An average family man in Anytown, USA. Known for subversive science fiction work like ExisTenz, The Fly and Videodrome, this is the last subject fans of David Cronenberg would expect him to tackle. And during the first few scenes of A History of Violence, the story of a simple, small-town guy trying to protect his family from big city bad guys, it does seem like the director has turned over a conventional new leaf.

Viggo Mortensen stars as Tom Stall, a loving father and husband who appears quietly honorable, if a bit passive, as he makes coffee and serves the locals at his family’s restaurant. But when two murderous drifters pick his diner to make their next score, a new Tom Stall emerges – and this Tom Stall is anything but passive.

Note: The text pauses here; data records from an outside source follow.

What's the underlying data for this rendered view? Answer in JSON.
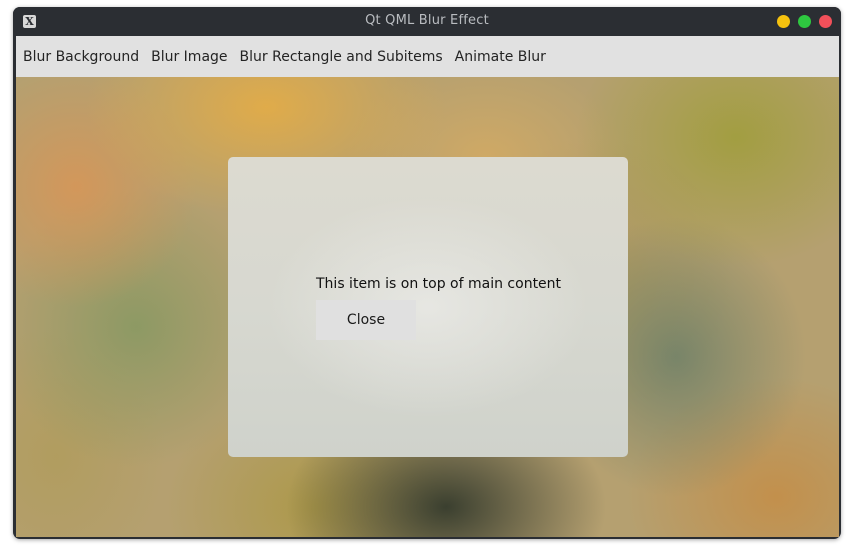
{
  "window": {
    "title": "Qt QML Blur Effect",
    "app_icon_glyph": "X",
    "controls": {
      "minimize_color": "#f6c20e",
      "maximize_color": "#2ec840",
      "close_color": "#f2505a"
    }
  },
  "menubar": {
    "items": [
      {
        "label": "Blur Background"
      },
      {
        "label": "Blur Image"
      },
      {
        "label": "Blur Rectangle and Subitems"
      },
      {
        "label": "Animate Blur"
      }
    ]
  },
  "dialog": {
    "message": "This item is on top of main content",
    "close_label": "Close"
  }
}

Without a flinch, Tom makes efficient, bloody work of the would-be killers and winds up becoming the town hero, with television vans and newspaper reporters camped outside his house.

Unfortunately, the attention of the press also brings with it the attention of some Philadelphia mobsters. They insist that Tom is really a former hit-man named Joey who fled Philly 20 years earlier. Tom flatly denies the accusation, but as the gangsters put more pressure on Tom and his family, his wife (Maria Bello) begins to suspect that the man she married may indeed be keeping some long-held secrets.

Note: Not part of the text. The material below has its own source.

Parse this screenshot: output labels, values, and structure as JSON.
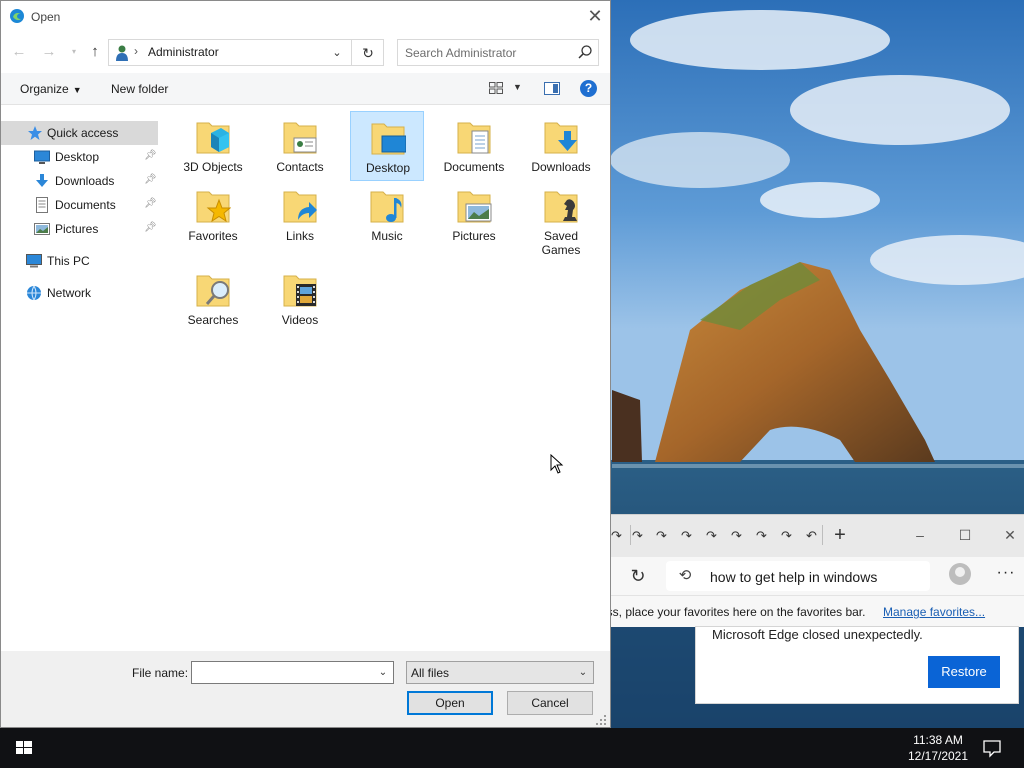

In just about any other director’s hands, this premise would lead to a standard film-noir thriller. But David Cronenberg is not any other director, and it quickly becomes clear that he isn’t interested in merely entertaining us.

Like the semi-hokey persona of Tom Stall, every element (including a Mayberryish sub-plot involving Tom’s son and bully) means much more than it appears to on the surface, starting with Tom’s heroic act which is shown in shockingly gruesome detail.

Cronenberg makes the utmost use of his R rating in a way that harkens back to films of the late seventies—it’s a raw, pummeling, Taxi Driver kind of R, which is a very different thing from the recent choreographed, cutesy, Kill Bill kind of R. By allowing realistic carnage to intrude in the life of this quiet, loving family, Cronenberg accomplishes something that’s seemingly all-but-impossible in an era of CSI on primetime: he makes us shudder even when the scummiest low-life meets a well-deserved death.

However, at some points Cronenberg pushes the envelope too far. Where one could argue that his first hard pornographic scene reveals something crucial about the kind of man and husband Tom Stall is, the second simply feels cheap and, to any woman in the room, laughably unrealistic.